GOP gubernatorial candidate Dow backs federal lawsuit on voter roll transparency: average New Mexican getting “shut out”

Politics
Oliverdow
Secretary of State Maggie Toulouse Oliver (right), andState Rep. Rebecca Dow (R-Truth or Consequences) | Oliver Facebook and nmlegis.gov

State Rep. Rebecca Dow (R-Truth or Consequences), a Republican candidate for governor, is voicing her support of a federal lawsuit brought by a voter integrity group seeking permission to show the public the state’s voter rolls.

Dow said that under Secretary of State Maggie Toulouse Oliver, the rolls are accessible only to those willing and able to pay a costly fee to gain access, even though taxpayers cover the cost of maintaining the rolls.   

"Voter rolls in New Mexico have only been accessible to elite politicians and special interest groups who can afford to pay $5,400 to access them,” Dow, whose name recognition quickly shot up from three percent to over 70 percent after she announced her candidacy last July, told the New Mexico Sun. “But the public is shut out of the process that their tax dollars fund.
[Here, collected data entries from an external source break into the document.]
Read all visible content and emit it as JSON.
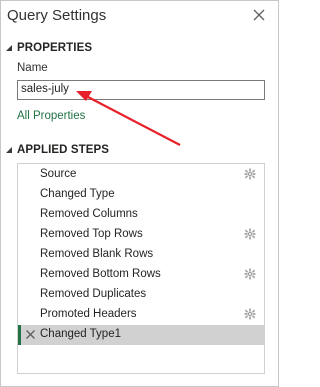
{
  "title": "Query Settings",
  "properties": {
    "header": "PROPERTIES",
    "name_label": "Name",
    "name_value": "sales-july",
    "all_properties_link": "All Properties"
  },
  "applied_steps": {
    "header": "APPLIED STEPS",
    "steps": [
      {
        "label": "Source",
        "gear": true
      },
      {
        "label": "Changed Type",
        "gear": false
      },
      {
        "label": "Removed Columns",
        "gear": false
      },
      {
        "label": "Removed Top Rows",
        "gear": true
      },
      {
        "label": "Removed Blank Rows",
        "gear": false
      },
      {
        "label": "Removed Bottom Rows",
        "gear": true
      },
      {
        "label": "Removed Duplicates",
        "gear": false
      },
      {
        "label": "Promoted Headers",
        "gear": true
      },
      {
        "label": "Changed Type1",
        "gear": false,
        "selected": true
      }
    ]
  },
  "colors": {
    "accent_green": "#217346",
    "annotation_arrow": "#e8202a",
    "selected_row": "#d1d1d1"
  }
}
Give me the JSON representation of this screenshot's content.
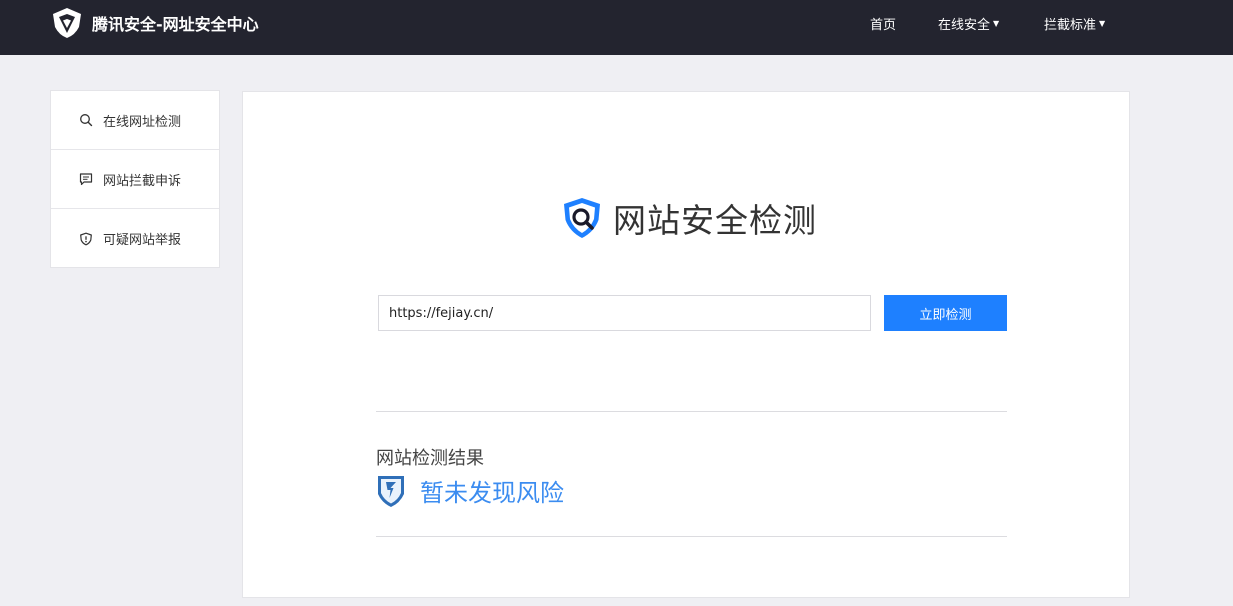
{
  "header": {
    "brand_title": "腾讯安全-网址安全中心",
    "nav": [
      {
        "label": "首页",
        "has_dropdown": false
      },
      {
        "label": "在线安全",
        "has_dropdown": true
      },
      {
        "label": "拦截标准",
        "has_dropdown": true
      }
    ]
  },
  "sidebar": {
    "items": [
      {
        "label": "在线网址检测",
        "icon": "search-icon"
      },
      {
        "label": "网站拦截申诉",
        "icon": "message-icon"
      },
      {
        "label": "可疑网站举报",
        "icon": "shield-alert-icon"
      }
    ]
  },
  "main": {
    "title": "网站安全检测",
    "url_input_value": "https://fejiay.cn/",
    "detect_button_label": "立即检测",
    "result_label": "网站检测结果",
    "result_text": "暂未发现风险"
  },
  "colors": {
    "topbar": "#23242f",
    "accent": "#1e80ff",
    "result_blue": "#3b8cf0",
    "page_bg": "#efeff3"
  }
}
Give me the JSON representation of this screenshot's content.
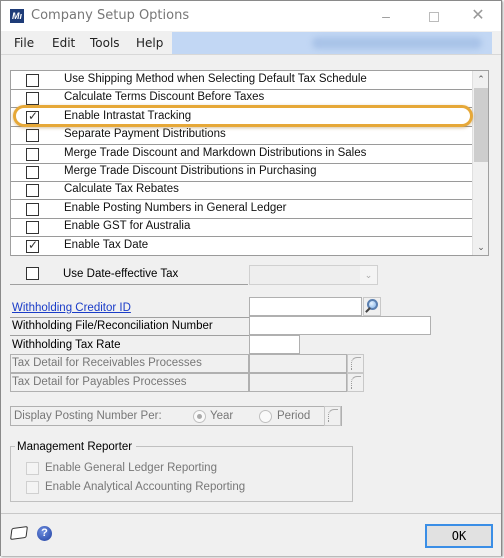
{
  "window": {
    "title": "Company Setup Options",
    "app_icon": "dynamics-gp-logo-icon",
    "controls": {
      "minimize": "–",
      "maximize": "□",
      "close": "✕"
    }
  },
  "menu": [
    {
      "label": "File"
    },
    {
      "label": "Edit"
    },
    {
      "label": "Tools"
    },
    {
      "label": "Help"
    }
  ],
  "options_list": {
    "items": [
      {
        "label": "Use Shipping Method when Selecting Default Tax Schedule",
        "checked": false
      },
      {
        "label": "Calculate Terms Discount Before Taxes",
        "checked": false
      },
      {
        "label": "Enable Intrastat Tracking",
        "checked": true,
        "highlighted": true
      },
      {
        "label": "Separate Payment Distributions",
        "checked": false
      },
      {
        "label": "Merge Trade Discount and Markdown Distributions in Sales",
        "checked": false
      },
      {
        "label": "Merge Trade Discount Distributions in Purchasing",
        "checked": false
      },
      {
        "label": "Calculate Tax Rebates",
        "checked": false
      },
      {
        "label": "Enable Posting Numbers in General Ledger",
        "checked": false
      },
      {
        "label": "Enable GST for Australia",
        "checked": false
      },
      {
        "label": "Enable Tax Date",
        "checked": true
      }
    ],
    "scroll_up": "⌃",
    "scroll_down": "⌄",
    "highlight_color": "#e6a838"
  },
  "date_effective": {
    "label": "Use Date-effective Tax",
    "checked": false,
    "dropdown_value": "",
    "dropdown_arrow": "⌄"
  },
  "fields": {
    "withholding_creditor_id": {
      "label": "Withholding Creditor ID",
      "value": ""
    },
    "withholding_file_number": {
      "label": "Withholding File/Reconciliation Number",
      "value": ""
    },
    "withholding_tax_rate": {
      "label": "Withholding Tax Rate",
      "value": ""
    },
    "tax_detail_receivables": {
      "label": "Tax Detail for Receivables Processes",
      "value": ""
    },
    "tax_detail_payables": {
      "label": "Tax Detail for Payables Processes",
      "value": ""
    }
  },
  "posting_number": {
    "label": "Display Posting Number Per:",
    "options": [
      {
        "label": "Year",
        "selected": true
      },
      {
        "label": "Period",
        "selected": false
      }
    ]
  },
  "management_reporter": {
    "title": "Management Reporter",
    "items": [
      {
        "label": "Enable General Ledger Reporting",
        "checked": false
      },
      {
        "label": "Enable Analytical Accounting Reporting",
        "checked": false
      }
    ]
  },
  "footer": {
    "help_glyph": "?",
    "ok_label": "OK"
  }
}
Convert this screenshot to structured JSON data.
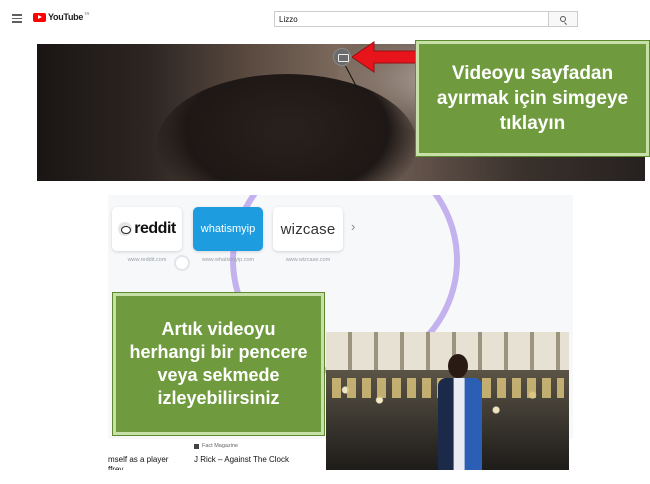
{
  "header": {
    "menu_icon": "hamburger-menu-icon",
    "logo_text": "YouTube",
    "logo_region": "TR",
    "search_value": "Lizzo",
    "search_icon": "search-icon"
  },
  "video": {
    "pip_icon": "picture-in-picture-icon"
  },
  "callouts": {
    "top": "Videoyu sayfadan ayırmak için simgeye tıklayın",
    "bottom": "Artık videoyu herhangi bir pencere veya sekmede izleyebilirsiniz"
  },
  "newtab": {
    "tiles": [
      {
        "name": "reddit",
        "url": "www.reddit.com"
      },
      {
        "name": "whatismyip",
        "url": "www.whatismyip.com"
      },
      {
        "name": "wizcase",
        "url": "www.wizcase.com"
      }
    ],
    "feed": {
      "left_title_line1": "mself as a player",
      "left_title_line2": "ffrey",
      "source": "Fact Magazine",
      "title": "J Rick – Against The Clock"
    }
  },
  "colors": {
    "callout_green": "#6f9b3e",
    "callout_border": "#c7e0a8",
    "arrow_red": "#e8141b",
    "youtube_red": "#ff0000",
    "whatismyip_blue": "#1e9ce0",
    "deco_purple": "#c4b2ee"
  }
}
Secretary Toulouse Oliver should not discriminate against New Mexicans who should have access to the voting records they pay for."

The lawsuit filed a week ago by the Voter Reference Foundation (VRF) in U.S. District Court in Albuquerque names Oliver, and Attorney General Hector Balderas, both Democrats, as defendants. Citing the First Amendment, VRF is asking the court to give the group immediate permission to make the rolls public.

In the complaint, VRF is charging that Oliver falsely characterized VRF’s publication of the voter rolls as illegal after the group posted the rolls on its website, VoteRef.com. 

The group has removed the data from its site while the lawsuit is pending.

The complaint also alleges that Oliver has a history of bias when dealing with public records requested by those she disagrees with politically.

“The taxpayers of New Mexico pay for election administration, and they have an absolute right to view the records that are produced,” Doug Truax, Founder and President of Restoration Action, which created VRF, said a press release announcing the lawsuit. “Confidence in American elections is at a low ebb and one reason is a lack of transparency.”

Truax noted that several other states have approved legislation banning publication of voter rolls. Court battles are likely in those states as well, he said.

Lawsuits seeking transparency in voter rolls have been successful in other states. Recently, a federal court in Illinois ruled that the state’s failure to provide a national public interest law firm with its voter rolls violated the National Voter Registration Act. The US District Court for the Central District of Illinois ruled that the state must make its voter rolls available for public inspection and for photocopying at a reasonable cost.

The Public Interest Legal Foundation, which filed the lawsuit, has discovered hundreds of thousands of duplicate voter registrations, deceased registrations and even non-citizen registrations in state voting rolls.

Dow says she believes the fight over the voter rolls is also about getting big government, and its embrace of secrecy, out of the way.

“Transparency is the best tool we can use to secure our elections,” she said. “Leaving New Mexicans in the dark only serves to cast an even bigger shadow of doubt on our election integrity. More trust in our electoral system means greater voter participation, something that should be appealing to our Secretary of State Maggie Toulouse Oliver. Her pushback to election transparency calls into question the practices her office is using to run our elections. What is she trying to hide?”

Primary election day is June 7.

The VRF has published the voter rolls in 22 states and the District of Columbia, representing about half the population of the United States. The site gives citizens the ability to view who is eligible to vote, when they voted, and other basic election data. Popular tech and economic writer Jeffrey Carter characterized the effort as a “killer election reform,’’allowing the public to “crowd source” the lists to make them more accurate.